Google après Mozilla et Apple

Or, les possibilités de pistage sur internet sont aujourd'hui limitées à la fois par des législations qui imposent que l'internaute consente à l'utilisation publicitaire de ses informations personnelles, mais également par le blocage par les navigateurs internet des +cookies tiers+, des petits traceurs installés automatiquement sur l'appareil d'un internaute par les partenaires d'un site internet.

En janvier, le navigateur leader du marché Google Chrome annonçait se donner deux ans pour s'aligner sur ses concurrents Firefox (Mozilla) et Safari (Apple) qui avaient déjà banni, sans sursis, cette pratique.

"Les restrictions sur le ciblage publicitaire et l'application plus stricte des règles sur la vie privée" coûteront à Criteo 7 points de croissance en 2020, a développé le directeur financier du groupe Benoît Fouilland lors d'une conférence téléphonique avec des analystes.

L'action Criteo a perdu 75% de sa valeur depuis mai 2017, son dernier grand pic avant les premières annonces de restriction des cookies, sur les appareils mobiles d'Apple. Sa valorisation passait après l'annonce de Google sous la barre du milliard de dollars. Mardi à 16H30, le titre perdait 4% à 14,41 dollars.

Pour limiter les coûts, Benoît Fouilland a également annoncé lors de la conférence avoir fermé au quatrième trimestre une antenne de son centre de recherche et développement sur l'intelligence artificielle installée en 2018 à Palo Alto en Californie.

"Il sera difficile de redresser notre entreprise"

La nouvelle directrice générale Megan Clarken, qui a pris les rênes du groupe en octobre en remplacement du fondateur Jean-Baptiste Rudelle, resté président du conseil d'administration, a pour sa part dressé une liste des "défis que l'entreprise va devoir affronter", jugeant qu'ils n'étaient pas "insurmontables".

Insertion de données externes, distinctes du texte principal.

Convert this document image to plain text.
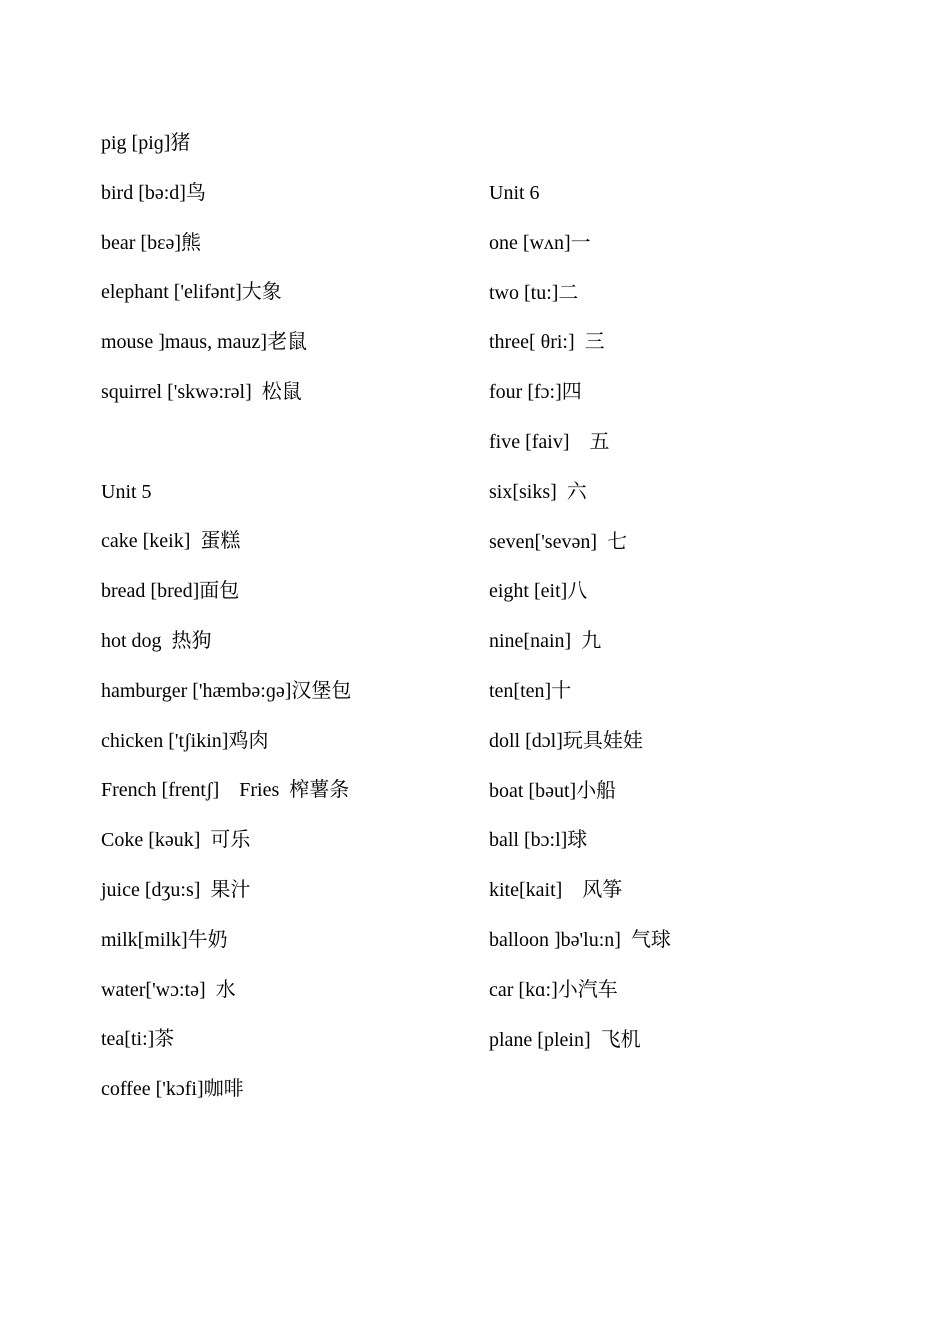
pig [piɡ]猪
bird [bə:d]鸟
bear [bεə]熊
elephant ['elifənt]大象
mouse ]maus, mauz]老鼠
squirrel ['skwə:rəl]  松鼠
Unit 5
cake [keik]  蛋糕
bread [bred]面包
hot dog  热狗
hamburger ['hæmbə:ɡə]汉堡包
chicken ['tʃikin]鸡肉
French [frentʃ]    Fries  榨薯条
Coke [kəuk]  可乐
juice [dʒu:s]  果汁
milk[milk]牛奶
water['wɔ:tə]  水
tea[ti:]茶
coffee ['kɔfi]咖啡
Unit 6
one [wʌn]一
two [tu:]二
three[ θri:]  三
four [fɔ:]四
five [faiv]    五
six[siks]  六
seven['sevən]  七
eight [eit]八
nine[nain]  九
ten[ten]十
doll [dɔl]玩具娃娃
boat [bəut]小船
ball [bɔ:l]球
kite[kait]    风筝
balloon ]bə'lu:n]  气球
car [kɑ:]小汽车
plane [plein]  飞机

Criteo va notamment devoir réduire son exposition aux "cookies", a-t-elle expliqué, affirmant que le groupe avait développé des solutions permettant de remplacer les "cookies" tiers, mais également qu'il utilisait des identifiants persistants (créés par exemple à partir d'adresses email) pour 95% de ses quelque deux milliards de profils.

Le groupe doit également continuer d'innover dans de nouveaux produits sur d'autres supports (mobile, TV connectée) et mieux travailler avec les agences de communication, a-t-elle évoqué.

"Nous sommes conscients du fait qu'il sera difficile de redresser notre entreprise et que cela ne se fera pas du jour au lendemain", a ajouté Megan Clarken.